Are you buying a product or an outcome?

Often, agencies will signal — without even knowing it — that their clients’ money is more important to them than their clients’ success.

How?

Fixed scope projects.

Many app development projects start out with the developer or agency creating a scope document.

This document outlines the timeline, the deliverables and the budget for the entire project from start to finish.

It makes things simple.

The problem is that, for projects lasting longer than a couple of weeks, the scope document almost always ends up being wrong.

And beyond that, it ends up being worthless documentation that hurts both the agency and the client.

Here’s why:

Fixed project scopes are built on (often wrong) assumptions, they discourage continuous improvement, and they hurt your ability to react and respond to lessons you learn along the way.

Simply put, they set you up to fail. The project becomes about the transaction of product for money, instead of outcome for money.

An app development project can be planned based on what we (both the agency and the client) think will be valuable and engaging for users.

A lot of prior experience and expertise go into those assumptions.

And still, no matter how good you are, when you get your beta product out into the field, you learn things about your product and your users that cause you to make changes and shift direction.

That’s continuous improvement, and that’s a very good thing.

If you’re working against a project scope, you’ll be disinclined to deviate from your scope assumptions.

When you change course, you’re no longer within your original scope. At this point, one of two things can happen:

  1. You stick to the plan and continue building based on flawed assumptions.

People do this because in their minds, they’re set on building what was discussed at the onset of the project, even if it comes at the cost of making changes based on feedback and data.

Developers and agencies who take this approach don’t care about the success of your project nearly as much as they care about building exactly what you agreed on (even if they now know it won’t work). They cover their ass and give themselves an easy answer when you ask them why your app isn’t taking off: “we built what we agreed on.”

That’s fine if you have a project where all you need is something basically functional, but it’s deadly if your goal is to build a successful app.

This is the worst possible outcome, and I’ve seen it happen far too many times.

  1. You change course. You request a change in scope, timeline, budget or deliverables.

Changing scope is not necessarily a bad thing. Flexibility in the face of new insights and feedback is what turns a seedling app into a product that users love.

But the process of changing scope is toxic and damages the agency’s relationship with the client, whether it’s obvious or not.

The agency will say: “These changes will take time. We can either increase the budget by X or decrease the original product roadmap by Y.”
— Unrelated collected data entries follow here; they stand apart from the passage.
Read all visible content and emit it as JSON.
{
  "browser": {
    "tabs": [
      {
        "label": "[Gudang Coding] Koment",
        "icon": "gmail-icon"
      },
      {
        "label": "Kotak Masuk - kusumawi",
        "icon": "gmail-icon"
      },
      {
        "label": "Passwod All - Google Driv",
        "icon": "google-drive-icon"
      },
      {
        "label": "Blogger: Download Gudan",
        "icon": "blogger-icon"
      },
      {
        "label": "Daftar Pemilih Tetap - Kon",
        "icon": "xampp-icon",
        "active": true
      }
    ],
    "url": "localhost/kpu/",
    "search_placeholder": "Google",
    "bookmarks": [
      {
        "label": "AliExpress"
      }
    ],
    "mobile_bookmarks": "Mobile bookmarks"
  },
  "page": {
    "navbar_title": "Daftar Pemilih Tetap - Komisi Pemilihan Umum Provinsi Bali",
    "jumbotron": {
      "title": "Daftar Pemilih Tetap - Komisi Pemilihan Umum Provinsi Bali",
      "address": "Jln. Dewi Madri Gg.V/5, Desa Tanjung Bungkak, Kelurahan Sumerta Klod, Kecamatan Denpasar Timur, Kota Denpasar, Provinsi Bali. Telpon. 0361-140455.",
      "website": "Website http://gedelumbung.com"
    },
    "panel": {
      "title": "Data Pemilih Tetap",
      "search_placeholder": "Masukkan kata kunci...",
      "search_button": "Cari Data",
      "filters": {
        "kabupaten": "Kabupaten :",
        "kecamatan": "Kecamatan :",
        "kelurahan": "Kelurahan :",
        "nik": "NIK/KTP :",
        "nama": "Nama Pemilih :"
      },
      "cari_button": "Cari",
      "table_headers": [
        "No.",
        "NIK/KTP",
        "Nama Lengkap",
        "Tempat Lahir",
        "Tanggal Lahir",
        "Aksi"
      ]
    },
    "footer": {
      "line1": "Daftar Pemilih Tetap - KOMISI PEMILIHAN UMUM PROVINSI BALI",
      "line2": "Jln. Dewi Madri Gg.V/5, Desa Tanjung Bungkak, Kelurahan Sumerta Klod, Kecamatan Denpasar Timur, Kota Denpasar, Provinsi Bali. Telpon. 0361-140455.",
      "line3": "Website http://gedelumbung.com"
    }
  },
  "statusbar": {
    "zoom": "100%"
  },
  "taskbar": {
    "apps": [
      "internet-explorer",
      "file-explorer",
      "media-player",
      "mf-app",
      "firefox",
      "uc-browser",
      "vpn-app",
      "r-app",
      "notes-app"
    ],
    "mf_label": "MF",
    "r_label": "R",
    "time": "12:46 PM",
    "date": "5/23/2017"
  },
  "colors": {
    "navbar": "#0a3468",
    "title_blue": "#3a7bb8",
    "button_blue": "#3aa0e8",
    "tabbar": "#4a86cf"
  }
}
And the client, if the relationship began with a fixed scope proposal, will feel misled and disappointed.

You’re both right, and yet neither of you win.
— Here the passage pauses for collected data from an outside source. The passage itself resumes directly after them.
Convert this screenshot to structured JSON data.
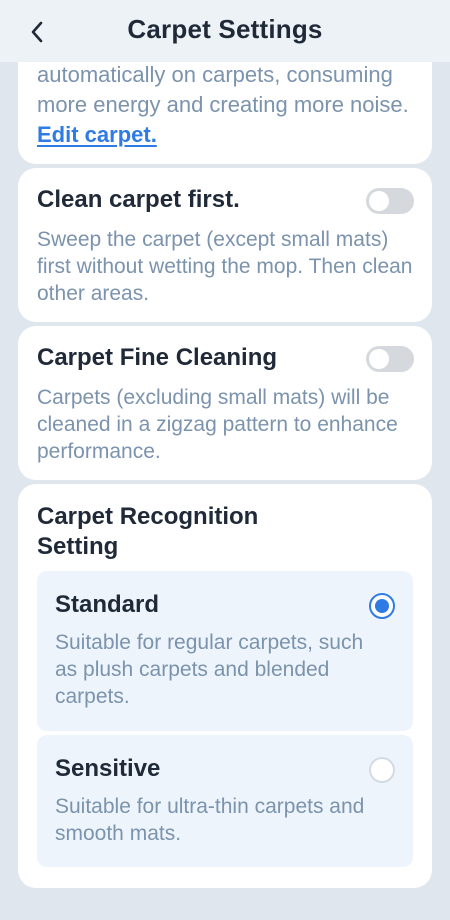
{
  "header": {
    "title": "Carpet Settings",
    "back_icon": "chevron-left-icon"
  },
  "carpet_boost": {
    "description": "automatically on carpets, consuming more energy and creating more noise.",
    "edit_link": "Edit carpet."
  },
  "clean_carpet_first": {
    "title": "Clean carpet first.",
    "description": "Sweep the carpet (except small mats) first without wetting the mop. Then clean other areas.",
    "enabled": false
  },
  "carpet_fine_cleaning": {
    "title": "Carpet Fine Cleaning",
    "description": "Carpets (excluding small mats) will be cleaned in a zigzag pattern to enhance performance.",
    "enabled": false
  },
  "recognition": {
    "title": "Carpet Recognition Setting",
    "options": [
      {
        "label": "Standard",
        "description": "Suitable for regular carpets, such as plush carpets and blended carpets.",
        "selected": true
      },
      {
        "label": "Sensitive",
        "description": "Suitable for ultra-thin carpets and smooth mats.",
        "selected": false
      }
    ]
  },
  "colors": {
    "accent": "#2f7be6",
    "background": "#dfe6ee",
    "card": "#ffffff",
    "option_bg": "#eef4fb",
    "title_text": "#1f2937",
    "desc_text": "#7b93ad",
    "toggle_off": "#d5d9de"
  }
}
Fixed Scope Is Not The Same As Fixed Budget

Many clients are on an inflexible budget, and there’s nothing wrong with that. It's reality. Embrace your constraints.
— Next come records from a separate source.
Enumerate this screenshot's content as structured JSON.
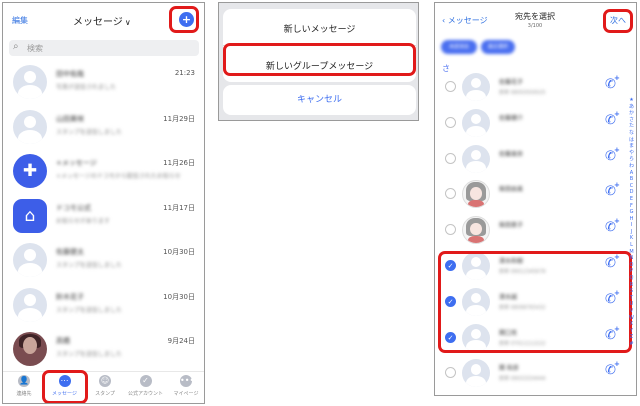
{
  "panel1": {
    "edit_label": "編集",
    "title": "メッセージ",
    "title_chevron": "∨",
    "new_button_glyph": "+",
    "search_placeholder": "検索",
    "conversations": [
      {
        "name": "田中佑哉",
        "preview": "写真が送信されました",
        "time": "21:23",
        "avatar": "default"
      },
      {
        "name": "山田美咲",
        "preview": "スタンプを送信しました",
        "time": "11月29日",
        "avatar": "default"
      },
      {
        "name": "+メッセージ",
        "preview": "+メッセージのドコモから配信されたお知らせ",
        "time": "11月26日",
        "avatar": "plus-message-app"
      },
      {
        "name": "ドコモ公式",
        "preview": "お知らせがあります",
        "time": "11月17日",
        "avatar": "home-app"
      },
      {
        "name": "佐藤健太",
        "preview": "スタンプを送信しました",
        "time": "10月30日",
        "avatar": "default"
      },
      {
        "name": "鈴木花子",
        "preview": "スタンプを送信しました",
        "time": "10月30日",
        "avatar": "default"
      },
      {
        "name": "高橋",
        "preview": "スタンプを送信しました",
        "time": "9月24日",
        "avatar": "photo"
      }
    ],
    "tabs": [
      {
        "label": "連絡先",
        "icon": "contacts-icon",
        "active": false
      },
      {
        "label": "メッセージ",
        "icon": "message-icon",
        "active": true
      },
      {
        "label": "スタンプ",
        "icon": "sticker-icon",
        "active": false
      },
      {
        "label": "公式アカウント",
        "icon": "official-account-icon",
        "active": false
      },
      {
        "label": "マイページ",
        "icon": "more-icon",
        "active": false
      }
    ]
  },
  "panel2": {
    "option_new_message": "新しいメッセージ",
    "option_new_group": "新しいグループメッセージ",
    "cancel_label": "キャンセル"
  },
  "panel3": {
    "back_label": "メッセージ",
    "title": "宛先を選択",
    "count": "3/100",
    "next_label": "次へ",
    "chips": [
      "未読消去",
      "最近選択"
    ],
    "section_header": "さ",
    "contacts": [
      {
        "name": "佐藤花子",
        "sub": "携帯 08050500025",
        "checked": false,
        "avatar": "default"
      },
      {
        "name": "佐藤健介",
        "sub": "",
        "checked": false,
        "avatar": "default"
      },
      {
        "name": "佐藤美奈",
        "sub": "",
        "checked": false,
        "avatar": "default"
      },
      {
        "name": "柴田由美",
        "sub": "",
        "checked": false,
        "avatar": "sketch"
      },
      {
        "name": "柴田恵子",
        "sub": "",
        "checked": false,
        "avatar": "sketch"
      },
      {
        "name": "清水和樹",
        "sub": "携帯 09012345678",
        "checked": true,
        "avatar": "default"
      },
      {
        "name": "清水誠",
        "sub": "携帯 08098765432",
        "checked": true,
        "avatar": "default"
      },
      {
        "name": "関口亮",
        "sub": "携帯 07011112222",
        "checked": true,
        "avatar": "default"
      },
      {
        "name": "関 和彦",
        "sub": "携帯 09033334444",
        "checked": false,
        "avatar": "default"
      }
    ],
    "index_letters": [
      "★",
      "あ",
      "か",
      "さ",
      "た",
      "な",
      "は",
      "ま",
      "や",
      "ら",
      "わ",
      "A",
      "B",
      "C",
      "D",
      "E",
      "F",
      "G",
      "H",
      "I",
      "J",
      "K",
      "L",
      "M",
      "N",
      "O",
      "P",
      "Q",
      "R",
      "S",
      "T",
      "U",
      "V",
      "W",
      "X",
      "Y",
      "Z",
      "#"
    ]
  },
  "colors": {
    "accent": "#3e6ef0",
    "highlight": "#e11a1a",
    "link": "#2e6fe0"
  }
}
But fixed resources are always better spent building a more focused, streamlined product and then being able to test, iterate and optimize it, rather than squeezing as many features as you can out of a given budget.

And that’s why our proposals often look like we’re offering fewer deliverables than our competitors under the same budget. We’re stripping down the app to its most important basics and leaving plenty of time for learning and improvement.

In my experience, a more focused product built by investing in testing and iteration is always more valuable (and more successful) than a large-scale app built blind from start to finish.

And that’s the difference between buying a product and buying an outcome.